What makes it elusive to us GW riders is that it happends 5>4, 4>3, 3>2, 2>3, 3>4, 4>5. So there are 6 conditions but really 12 since it can either slowing the rear tire down or speeding the rear tire up. While doing any of that, it can "hang" in a nuetral position between gears. That is why some are able to pull the clutch in before it goes into another gear or possibly back into the same gear. Often that disrups the ghost shift and causes it back into the gear it came from. In either case all those conditions give a completely different feels to the rider, and depending on the road conditions and angle of the bike at the time, can be very scary and dangerous. All of the above conditions occur on acceleration or on the "power" side of the dogs. My yellow '03 was more likely to do it on the 2>3 but also would do it on the 5>4. Yours is unique because it does it on the coast side of the dogs. I would still call that ghost shifting since it os still doing it without the rider causing it. That then makes 24 conditions .... elusive to any rider.

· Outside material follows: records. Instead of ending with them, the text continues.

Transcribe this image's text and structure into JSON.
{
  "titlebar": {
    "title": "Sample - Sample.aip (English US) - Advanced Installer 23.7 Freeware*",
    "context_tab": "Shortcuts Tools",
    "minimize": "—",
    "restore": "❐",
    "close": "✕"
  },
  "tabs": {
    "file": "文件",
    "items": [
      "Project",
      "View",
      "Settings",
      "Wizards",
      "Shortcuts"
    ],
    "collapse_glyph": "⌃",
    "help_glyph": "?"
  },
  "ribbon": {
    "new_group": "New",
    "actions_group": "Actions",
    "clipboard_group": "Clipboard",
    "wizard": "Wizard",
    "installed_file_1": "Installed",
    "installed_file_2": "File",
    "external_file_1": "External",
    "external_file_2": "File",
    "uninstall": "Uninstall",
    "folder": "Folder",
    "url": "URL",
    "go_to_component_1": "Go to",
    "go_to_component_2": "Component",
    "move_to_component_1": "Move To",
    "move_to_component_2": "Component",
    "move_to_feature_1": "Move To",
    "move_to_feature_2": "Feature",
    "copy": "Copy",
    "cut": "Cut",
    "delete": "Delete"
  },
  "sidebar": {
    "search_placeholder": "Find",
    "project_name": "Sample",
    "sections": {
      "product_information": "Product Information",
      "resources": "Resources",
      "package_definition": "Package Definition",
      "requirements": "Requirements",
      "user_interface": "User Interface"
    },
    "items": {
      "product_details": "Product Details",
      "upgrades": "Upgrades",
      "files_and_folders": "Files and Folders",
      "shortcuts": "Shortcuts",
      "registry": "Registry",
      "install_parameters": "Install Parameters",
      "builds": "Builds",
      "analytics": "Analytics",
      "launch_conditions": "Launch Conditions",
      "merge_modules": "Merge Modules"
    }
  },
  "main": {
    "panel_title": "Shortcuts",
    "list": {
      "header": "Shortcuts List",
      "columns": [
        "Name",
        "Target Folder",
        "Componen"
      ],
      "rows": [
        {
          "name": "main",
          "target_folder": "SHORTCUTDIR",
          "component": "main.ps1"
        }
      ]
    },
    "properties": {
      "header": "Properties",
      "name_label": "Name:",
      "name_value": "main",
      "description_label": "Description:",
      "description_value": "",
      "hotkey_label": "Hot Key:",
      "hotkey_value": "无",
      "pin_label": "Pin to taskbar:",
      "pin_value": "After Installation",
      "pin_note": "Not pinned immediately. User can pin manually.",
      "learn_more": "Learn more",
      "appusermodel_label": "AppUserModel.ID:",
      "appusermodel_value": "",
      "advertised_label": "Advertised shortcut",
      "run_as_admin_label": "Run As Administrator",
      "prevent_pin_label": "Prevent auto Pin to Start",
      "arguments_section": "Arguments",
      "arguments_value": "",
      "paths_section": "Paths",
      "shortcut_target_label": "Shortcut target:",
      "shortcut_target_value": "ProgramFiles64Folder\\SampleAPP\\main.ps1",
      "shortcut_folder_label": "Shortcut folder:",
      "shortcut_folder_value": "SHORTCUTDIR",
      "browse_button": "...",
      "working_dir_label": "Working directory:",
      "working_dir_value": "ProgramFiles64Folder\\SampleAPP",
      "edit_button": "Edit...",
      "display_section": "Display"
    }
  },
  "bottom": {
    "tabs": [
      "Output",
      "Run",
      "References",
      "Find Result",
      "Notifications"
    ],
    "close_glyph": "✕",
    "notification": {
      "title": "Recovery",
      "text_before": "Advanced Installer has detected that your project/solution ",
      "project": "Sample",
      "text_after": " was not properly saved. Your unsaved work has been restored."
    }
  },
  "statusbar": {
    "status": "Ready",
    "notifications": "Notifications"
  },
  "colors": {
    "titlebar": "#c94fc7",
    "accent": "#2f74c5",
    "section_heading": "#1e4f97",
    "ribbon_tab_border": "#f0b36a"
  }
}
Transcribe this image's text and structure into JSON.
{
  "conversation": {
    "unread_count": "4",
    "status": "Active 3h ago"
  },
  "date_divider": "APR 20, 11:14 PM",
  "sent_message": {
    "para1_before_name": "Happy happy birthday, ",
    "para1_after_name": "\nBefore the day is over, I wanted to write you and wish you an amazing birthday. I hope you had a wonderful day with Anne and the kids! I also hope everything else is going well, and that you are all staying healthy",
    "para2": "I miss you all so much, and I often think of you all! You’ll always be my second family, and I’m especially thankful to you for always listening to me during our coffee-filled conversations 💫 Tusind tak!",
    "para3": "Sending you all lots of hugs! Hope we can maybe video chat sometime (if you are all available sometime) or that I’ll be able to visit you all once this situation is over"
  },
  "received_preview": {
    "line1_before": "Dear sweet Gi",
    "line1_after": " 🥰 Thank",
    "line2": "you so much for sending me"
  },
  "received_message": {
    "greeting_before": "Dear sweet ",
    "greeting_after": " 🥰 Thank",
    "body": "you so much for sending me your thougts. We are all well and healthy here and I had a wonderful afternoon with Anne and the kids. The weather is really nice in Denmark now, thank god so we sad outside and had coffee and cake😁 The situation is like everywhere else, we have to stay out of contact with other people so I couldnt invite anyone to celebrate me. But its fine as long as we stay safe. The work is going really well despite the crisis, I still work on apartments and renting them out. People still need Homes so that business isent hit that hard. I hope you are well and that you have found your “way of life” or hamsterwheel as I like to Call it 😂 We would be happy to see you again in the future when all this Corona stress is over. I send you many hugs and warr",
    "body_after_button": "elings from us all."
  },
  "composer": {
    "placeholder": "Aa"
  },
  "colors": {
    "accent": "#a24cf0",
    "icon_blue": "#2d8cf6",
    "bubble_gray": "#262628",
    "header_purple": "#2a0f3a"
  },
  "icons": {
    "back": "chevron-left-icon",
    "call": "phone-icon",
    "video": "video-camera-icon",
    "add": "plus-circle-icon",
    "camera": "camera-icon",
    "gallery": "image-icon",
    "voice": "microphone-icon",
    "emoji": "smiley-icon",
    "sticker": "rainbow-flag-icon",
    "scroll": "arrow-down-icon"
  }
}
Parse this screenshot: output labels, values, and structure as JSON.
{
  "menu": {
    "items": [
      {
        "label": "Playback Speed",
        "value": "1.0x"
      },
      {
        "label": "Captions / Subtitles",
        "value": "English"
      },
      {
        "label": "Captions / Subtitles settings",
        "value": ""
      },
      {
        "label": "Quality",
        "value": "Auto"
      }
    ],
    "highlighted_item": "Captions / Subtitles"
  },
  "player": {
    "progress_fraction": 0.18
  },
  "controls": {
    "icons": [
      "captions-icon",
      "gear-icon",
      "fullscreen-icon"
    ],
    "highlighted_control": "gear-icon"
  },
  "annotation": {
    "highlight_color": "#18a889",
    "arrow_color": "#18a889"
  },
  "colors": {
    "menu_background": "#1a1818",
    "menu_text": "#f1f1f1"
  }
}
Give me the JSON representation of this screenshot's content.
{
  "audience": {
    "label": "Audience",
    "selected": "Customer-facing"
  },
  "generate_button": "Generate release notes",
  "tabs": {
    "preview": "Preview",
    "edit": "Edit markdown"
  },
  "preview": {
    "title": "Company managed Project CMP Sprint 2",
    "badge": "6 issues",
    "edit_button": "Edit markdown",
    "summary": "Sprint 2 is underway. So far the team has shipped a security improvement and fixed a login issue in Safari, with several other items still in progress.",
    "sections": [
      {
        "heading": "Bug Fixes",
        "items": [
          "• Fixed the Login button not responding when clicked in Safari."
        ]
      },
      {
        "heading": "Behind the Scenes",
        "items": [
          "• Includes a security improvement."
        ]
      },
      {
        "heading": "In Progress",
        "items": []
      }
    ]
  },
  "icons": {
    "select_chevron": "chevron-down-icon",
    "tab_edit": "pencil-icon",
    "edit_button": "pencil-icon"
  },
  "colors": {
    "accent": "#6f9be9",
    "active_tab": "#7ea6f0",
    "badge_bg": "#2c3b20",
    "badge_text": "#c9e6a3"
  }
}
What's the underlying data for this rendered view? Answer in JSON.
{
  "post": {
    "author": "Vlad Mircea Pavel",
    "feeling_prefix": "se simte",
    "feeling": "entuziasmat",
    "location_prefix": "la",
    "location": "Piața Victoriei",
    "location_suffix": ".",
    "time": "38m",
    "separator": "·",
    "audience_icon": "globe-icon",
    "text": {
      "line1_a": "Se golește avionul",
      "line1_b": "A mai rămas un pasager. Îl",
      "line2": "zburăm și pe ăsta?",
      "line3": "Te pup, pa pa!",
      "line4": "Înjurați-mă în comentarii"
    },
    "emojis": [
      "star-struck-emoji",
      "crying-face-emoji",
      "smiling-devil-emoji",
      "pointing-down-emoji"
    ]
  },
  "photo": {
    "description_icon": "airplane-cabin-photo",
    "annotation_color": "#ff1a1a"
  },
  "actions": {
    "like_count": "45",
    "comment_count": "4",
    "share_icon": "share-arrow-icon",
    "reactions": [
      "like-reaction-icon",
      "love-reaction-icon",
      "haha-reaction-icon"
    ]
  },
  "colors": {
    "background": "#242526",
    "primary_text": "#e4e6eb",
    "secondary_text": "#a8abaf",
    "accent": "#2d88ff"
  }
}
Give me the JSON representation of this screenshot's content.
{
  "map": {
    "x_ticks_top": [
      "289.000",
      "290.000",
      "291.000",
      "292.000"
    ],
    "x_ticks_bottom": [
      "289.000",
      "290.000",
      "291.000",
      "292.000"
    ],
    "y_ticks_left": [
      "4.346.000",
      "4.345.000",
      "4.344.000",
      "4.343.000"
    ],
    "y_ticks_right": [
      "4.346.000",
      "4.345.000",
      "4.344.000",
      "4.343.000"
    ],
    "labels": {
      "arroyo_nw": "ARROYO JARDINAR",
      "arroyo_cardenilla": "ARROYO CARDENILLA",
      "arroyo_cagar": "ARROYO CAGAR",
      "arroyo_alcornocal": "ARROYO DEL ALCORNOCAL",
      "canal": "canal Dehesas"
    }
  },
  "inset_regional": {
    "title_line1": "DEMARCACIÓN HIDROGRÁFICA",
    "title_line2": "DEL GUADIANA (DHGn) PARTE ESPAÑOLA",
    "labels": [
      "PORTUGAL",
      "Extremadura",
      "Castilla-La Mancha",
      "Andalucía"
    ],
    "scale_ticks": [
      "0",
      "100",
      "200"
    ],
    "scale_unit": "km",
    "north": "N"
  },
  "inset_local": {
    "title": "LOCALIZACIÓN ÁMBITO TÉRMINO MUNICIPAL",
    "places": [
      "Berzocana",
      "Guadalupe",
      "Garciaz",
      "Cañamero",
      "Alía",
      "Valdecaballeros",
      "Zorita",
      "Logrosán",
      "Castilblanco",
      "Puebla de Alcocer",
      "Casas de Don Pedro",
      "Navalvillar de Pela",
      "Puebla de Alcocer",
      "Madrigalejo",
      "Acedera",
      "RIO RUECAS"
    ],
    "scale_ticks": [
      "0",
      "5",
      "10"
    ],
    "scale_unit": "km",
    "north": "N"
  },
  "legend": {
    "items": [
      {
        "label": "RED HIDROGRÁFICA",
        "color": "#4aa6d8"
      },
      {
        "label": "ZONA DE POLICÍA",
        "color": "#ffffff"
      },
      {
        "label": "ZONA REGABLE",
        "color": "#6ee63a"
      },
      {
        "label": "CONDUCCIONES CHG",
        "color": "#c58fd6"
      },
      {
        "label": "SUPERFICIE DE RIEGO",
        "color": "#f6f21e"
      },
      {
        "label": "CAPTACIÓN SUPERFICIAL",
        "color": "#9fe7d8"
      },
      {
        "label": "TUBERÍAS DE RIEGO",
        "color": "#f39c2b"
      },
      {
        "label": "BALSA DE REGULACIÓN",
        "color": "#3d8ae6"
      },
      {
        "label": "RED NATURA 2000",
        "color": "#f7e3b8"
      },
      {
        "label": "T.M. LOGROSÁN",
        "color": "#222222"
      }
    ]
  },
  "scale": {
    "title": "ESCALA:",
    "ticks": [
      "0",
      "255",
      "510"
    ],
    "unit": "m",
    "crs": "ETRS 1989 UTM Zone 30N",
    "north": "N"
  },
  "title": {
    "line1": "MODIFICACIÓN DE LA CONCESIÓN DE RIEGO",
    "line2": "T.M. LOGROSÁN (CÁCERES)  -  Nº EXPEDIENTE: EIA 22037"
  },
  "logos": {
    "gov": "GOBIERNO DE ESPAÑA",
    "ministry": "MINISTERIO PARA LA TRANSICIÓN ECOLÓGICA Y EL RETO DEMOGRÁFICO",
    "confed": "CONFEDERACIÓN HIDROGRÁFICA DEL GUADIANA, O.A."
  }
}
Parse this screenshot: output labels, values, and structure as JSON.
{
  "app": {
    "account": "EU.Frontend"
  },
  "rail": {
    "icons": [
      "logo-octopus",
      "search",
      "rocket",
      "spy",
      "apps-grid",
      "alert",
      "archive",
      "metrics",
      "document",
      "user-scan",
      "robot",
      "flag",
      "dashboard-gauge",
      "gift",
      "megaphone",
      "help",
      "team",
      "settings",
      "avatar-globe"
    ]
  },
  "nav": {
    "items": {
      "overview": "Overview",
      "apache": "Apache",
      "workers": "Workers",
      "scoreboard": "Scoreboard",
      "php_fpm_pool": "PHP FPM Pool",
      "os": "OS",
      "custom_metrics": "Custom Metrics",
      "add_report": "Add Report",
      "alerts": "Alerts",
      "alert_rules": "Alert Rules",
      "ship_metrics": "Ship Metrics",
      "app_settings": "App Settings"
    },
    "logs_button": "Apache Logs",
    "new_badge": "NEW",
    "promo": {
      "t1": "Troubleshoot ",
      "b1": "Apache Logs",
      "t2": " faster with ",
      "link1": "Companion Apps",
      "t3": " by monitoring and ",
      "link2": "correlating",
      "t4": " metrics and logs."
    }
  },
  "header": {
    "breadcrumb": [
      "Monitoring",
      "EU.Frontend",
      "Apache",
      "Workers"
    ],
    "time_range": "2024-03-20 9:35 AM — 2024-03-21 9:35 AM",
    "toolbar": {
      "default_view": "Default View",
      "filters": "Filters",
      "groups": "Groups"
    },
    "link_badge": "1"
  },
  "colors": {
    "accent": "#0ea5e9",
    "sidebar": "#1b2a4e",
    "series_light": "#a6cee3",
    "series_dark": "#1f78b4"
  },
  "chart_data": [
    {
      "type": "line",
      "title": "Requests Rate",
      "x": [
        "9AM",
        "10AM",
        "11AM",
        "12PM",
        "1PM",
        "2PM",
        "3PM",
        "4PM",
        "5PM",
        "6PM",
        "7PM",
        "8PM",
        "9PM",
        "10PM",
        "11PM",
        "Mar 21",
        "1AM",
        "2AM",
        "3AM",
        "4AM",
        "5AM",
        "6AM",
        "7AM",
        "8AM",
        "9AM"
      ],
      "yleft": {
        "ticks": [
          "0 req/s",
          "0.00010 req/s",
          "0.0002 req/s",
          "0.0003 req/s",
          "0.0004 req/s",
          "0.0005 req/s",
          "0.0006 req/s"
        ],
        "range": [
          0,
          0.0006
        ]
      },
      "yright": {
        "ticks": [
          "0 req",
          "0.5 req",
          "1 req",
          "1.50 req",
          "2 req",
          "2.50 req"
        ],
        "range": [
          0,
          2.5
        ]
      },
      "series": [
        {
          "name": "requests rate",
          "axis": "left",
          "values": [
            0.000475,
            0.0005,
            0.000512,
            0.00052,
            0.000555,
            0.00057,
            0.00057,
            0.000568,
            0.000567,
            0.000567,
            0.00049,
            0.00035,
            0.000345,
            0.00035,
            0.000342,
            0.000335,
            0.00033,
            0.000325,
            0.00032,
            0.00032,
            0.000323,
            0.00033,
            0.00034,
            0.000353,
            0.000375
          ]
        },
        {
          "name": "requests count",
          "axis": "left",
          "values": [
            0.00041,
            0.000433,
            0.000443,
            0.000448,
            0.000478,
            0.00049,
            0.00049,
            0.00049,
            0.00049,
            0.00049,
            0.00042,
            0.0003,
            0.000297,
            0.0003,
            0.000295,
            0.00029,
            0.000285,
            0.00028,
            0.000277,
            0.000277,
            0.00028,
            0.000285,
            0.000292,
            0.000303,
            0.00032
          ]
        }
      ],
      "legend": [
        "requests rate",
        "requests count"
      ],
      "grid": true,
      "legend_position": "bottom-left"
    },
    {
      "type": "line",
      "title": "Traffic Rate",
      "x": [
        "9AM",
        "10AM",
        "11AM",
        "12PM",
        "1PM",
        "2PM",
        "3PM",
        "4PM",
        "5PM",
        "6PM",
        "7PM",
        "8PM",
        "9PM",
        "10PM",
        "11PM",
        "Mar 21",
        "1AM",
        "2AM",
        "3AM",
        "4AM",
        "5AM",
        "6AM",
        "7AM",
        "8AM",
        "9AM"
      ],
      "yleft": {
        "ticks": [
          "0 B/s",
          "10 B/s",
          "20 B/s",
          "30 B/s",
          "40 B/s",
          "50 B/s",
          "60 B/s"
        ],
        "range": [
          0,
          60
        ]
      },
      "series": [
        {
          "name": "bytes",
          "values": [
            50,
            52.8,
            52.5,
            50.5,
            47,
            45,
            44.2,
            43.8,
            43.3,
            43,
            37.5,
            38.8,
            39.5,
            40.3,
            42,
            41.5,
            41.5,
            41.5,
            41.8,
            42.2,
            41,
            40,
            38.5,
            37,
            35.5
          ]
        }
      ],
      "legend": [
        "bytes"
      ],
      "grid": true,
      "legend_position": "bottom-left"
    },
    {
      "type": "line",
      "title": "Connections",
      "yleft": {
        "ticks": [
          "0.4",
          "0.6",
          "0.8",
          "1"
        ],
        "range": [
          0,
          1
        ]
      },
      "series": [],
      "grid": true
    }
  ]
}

This elusiveness is why so many riders blame their transmission problem on "miss shifting." On a GL1800, miss shifting usually occures on the 1>2 shift while passing through neutral never really getting it in gear. What make ghost shifting different then miss shifting is that the transmission is actually shifted into its intended gear. The rider pulled the clutch in, shifted the foot lever up until it didn't go up anymore. In other words, all feed back from the machine indicating it is in gear is correct.
From a mechanics point of view, there is one other thing common to a ghost shifter. All parts are in spec. Yours may not be now from the damage that has occured. For example, your main shaft or counter shaft may have excessive runout from catastrafic failure (sorry, bad speller). But, if measure prior to that failure, and after the shifting problem started, would have been in spec. The other thing common to ghost shifters, if you put Parisner Blue on the gears looking for uneven mess, uneven wear will not be detected either. You will see what looks like bernelling starting on the gear bushings. But it will be in spec. or would have been prior to catasterfy. Put new ones in, with new gears and shaft, then for fun, tear it back down in 500 miles and the exact same wear will be there. You will not be able to tell a bearing with 60k from one with 500 miles. Also, look at shift spindle A. See the excessive wear. Honda does not supply those bearings without a new case, but you and I know how to get around that and install new ones. If you put new ones in with a new spindle and tear it back down in 500 miles, that wear on the new spindle will already be very noticable. See your shift fork shaft, I see wear, measure it and it will be in spec ... same with the wear showing on your main shaft ... it will all be in spec ... all this is common to ghost shifters. Measure the ID of those shift forks, I'll bet those are in spec too.
Another symptom of ghost shifting is Honda's inability to fix it. Anything that I am saying sounding farmilure here? Hasn't yours failed a second time too, or is this all due to rider error? Or in your case, when you put it in gear, are you getting feed back from your transmission that you really are not in gear?
Anyway, how do your gears, shafts, bearings, and forks measure up, any uneven wear patterns? Maybe yours is different then others !!
In the middle of you pix, under everything is what looks like a shaft pointing at 2:30. Is that a broken fork shaft? I cannot tell.